In parallel, the US-based organization Creative Growth demonstrates that the contemporary art field can benefit from being more inclusive by including artists who, until very recently, were viewed as marginal figures of the art world. This not-for-profit centre provides a professional studio environment and a gallery representation for artists with developmental disabilities. In addition to these various realities there are the emerging or established artists who now openly affirm their cognitive specificity in view of more freely living their respective identities, all the while breaking the persistent taboos around neurodiversity.

We therefore invite authors, whether neurodivergent or neurotypical, to contribute to this issue by proposing texts on neurodiversity, more specifically in relation to space. The notion of space can refer to accessibility, to the studio, to gallery representation, which enables creative encounters in a context of neurodiversity.
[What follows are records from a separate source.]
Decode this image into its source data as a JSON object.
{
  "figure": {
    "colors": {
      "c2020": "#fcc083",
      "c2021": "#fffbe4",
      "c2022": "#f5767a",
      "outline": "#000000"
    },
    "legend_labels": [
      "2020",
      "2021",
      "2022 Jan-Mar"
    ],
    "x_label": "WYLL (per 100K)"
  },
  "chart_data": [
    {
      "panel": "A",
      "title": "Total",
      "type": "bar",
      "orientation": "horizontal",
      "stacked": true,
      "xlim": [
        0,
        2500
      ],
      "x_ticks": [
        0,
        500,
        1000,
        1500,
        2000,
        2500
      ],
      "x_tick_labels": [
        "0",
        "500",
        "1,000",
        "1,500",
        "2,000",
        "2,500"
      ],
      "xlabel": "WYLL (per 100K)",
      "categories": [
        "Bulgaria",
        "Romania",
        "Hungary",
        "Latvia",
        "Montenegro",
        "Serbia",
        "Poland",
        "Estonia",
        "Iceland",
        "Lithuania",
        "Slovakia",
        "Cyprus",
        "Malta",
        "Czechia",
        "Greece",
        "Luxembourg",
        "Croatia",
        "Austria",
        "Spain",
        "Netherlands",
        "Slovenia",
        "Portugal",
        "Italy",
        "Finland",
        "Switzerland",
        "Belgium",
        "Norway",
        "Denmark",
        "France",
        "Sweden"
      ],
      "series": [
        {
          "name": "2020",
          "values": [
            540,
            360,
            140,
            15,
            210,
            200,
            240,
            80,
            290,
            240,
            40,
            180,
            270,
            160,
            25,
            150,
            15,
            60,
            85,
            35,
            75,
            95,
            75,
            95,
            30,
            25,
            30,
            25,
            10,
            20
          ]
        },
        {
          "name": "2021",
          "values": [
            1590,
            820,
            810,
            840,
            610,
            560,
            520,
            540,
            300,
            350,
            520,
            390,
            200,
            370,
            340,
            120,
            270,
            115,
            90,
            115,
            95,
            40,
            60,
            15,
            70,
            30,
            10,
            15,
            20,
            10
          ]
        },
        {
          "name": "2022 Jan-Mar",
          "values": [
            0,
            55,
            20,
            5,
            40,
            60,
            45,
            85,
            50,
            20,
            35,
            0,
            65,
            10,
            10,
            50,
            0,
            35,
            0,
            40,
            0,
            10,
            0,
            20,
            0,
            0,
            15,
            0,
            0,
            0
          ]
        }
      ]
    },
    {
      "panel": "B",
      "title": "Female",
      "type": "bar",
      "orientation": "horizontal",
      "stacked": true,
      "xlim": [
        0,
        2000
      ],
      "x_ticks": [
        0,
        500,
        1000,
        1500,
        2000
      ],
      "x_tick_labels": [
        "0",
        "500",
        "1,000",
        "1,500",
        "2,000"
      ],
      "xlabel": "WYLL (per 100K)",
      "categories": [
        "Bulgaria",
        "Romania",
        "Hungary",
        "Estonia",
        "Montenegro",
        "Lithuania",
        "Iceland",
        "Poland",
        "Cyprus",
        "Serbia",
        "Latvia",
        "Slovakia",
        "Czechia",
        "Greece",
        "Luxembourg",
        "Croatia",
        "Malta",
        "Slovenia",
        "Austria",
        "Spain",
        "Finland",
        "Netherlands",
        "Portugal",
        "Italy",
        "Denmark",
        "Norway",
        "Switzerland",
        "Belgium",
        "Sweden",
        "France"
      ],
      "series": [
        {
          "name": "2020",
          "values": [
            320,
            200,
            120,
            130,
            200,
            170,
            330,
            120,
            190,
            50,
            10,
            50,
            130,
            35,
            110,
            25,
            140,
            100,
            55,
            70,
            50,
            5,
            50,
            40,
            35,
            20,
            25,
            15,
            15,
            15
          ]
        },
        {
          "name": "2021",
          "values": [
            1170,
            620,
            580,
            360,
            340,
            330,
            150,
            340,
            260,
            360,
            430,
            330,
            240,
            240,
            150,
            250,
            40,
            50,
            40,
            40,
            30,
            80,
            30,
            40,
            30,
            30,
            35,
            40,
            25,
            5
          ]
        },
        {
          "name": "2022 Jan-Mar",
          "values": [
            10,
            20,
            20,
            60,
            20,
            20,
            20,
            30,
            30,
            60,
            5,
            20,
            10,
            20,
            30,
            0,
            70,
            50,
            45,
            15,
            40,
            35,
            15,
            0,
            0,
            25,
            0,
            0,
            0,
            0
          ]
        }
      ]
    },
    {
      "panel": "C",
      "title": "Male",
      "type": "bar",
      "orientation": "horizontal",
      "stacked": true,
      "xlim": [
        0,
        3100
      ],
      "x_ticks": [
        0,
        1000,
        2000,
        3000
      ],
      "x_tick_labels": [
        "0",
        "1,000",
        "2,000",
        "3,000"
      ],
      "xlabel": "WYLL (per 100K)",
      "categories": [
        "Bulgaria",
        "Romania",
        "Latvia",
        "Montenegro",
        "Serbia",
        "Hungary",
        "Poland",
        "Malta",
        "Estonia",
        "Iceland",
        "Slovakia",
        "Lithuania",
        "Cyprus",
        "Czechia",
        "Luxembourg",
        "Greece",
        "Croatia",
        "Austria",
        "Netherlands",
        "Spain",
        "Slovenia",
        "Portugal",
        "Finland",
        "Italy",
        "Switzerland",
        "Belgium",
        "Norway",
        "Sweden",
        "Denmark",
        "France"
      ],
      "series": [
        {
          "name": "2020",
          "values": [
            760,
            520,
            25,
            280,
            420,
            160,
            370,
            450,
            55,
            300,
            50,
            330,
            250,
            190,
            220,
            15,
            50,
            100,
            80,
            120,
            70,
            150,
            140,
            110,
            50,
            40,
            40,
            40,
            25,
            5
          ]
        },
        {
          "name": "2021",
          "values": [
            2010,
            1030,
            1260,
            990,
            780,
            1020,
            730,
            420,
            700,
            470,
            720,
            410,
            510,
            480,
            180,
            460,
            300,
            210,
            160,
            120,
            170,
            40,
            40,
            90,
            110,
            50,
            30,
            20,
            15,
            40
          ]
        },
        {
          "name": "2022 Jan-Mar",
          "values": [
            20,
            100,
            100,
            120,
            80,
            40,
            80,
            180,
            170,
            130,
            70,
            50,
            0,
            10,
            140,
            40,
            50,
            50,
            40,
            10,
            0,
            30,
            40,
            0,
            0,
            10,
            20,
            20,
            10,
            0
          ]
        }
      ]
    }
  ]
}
Space can also be reflected in the chosen medium, such as sculpture, installation, video, etc., or refer back to inner, intrapsychic or imaginary space, or more extensively to an external context, in nature, or the city, which is still linked to the creative potential that neurodiversity offers. Finally, any other notion of space could also be a focus, such as sound, interactive, bodily spaces or in reference to affect. This call is thus multidisciplinary, at the intersection of various arts and therapeutic disciplinary practices, including health and social services and other pertinent disciplines (human and social sciences, biology, political science etc.).

If you wish to contribute to this thematic issue, we invite you, as a first step, to email the editor of the magazine ( before June 6, 2022, in order to make a brief proposal pitch (250 words). We will inform you promptly if your proposal is selected. Your completed text should not exceed 2000 words, footnotes excluded, and will be submitted to us by  September 5, 2022. The honorarium is $65 per page (250 words).


1 Ouimet, M. Miller, C. Boiteau, C. Labbé, C. Finiels, J. Monzée, S. Blackurn, S. Gémis, J. Leduc, C. Baril, F. Lebrun, N. Randoll, H. Chartrand, M. Gervais, C. Stride. (April 4. 2022),  “Autisme et autres divergences cognitives. Qu’est-ce que la neurodiversité ?”, La Presse. April 4, 2022. [On line] :
Our translation.
2 J. Sperenza (2020), Le concept de neurodiversité peut-il révolutionner l’école ?  Rhizome, Volume 78, Issue 4, pp. 6-7. Our translation.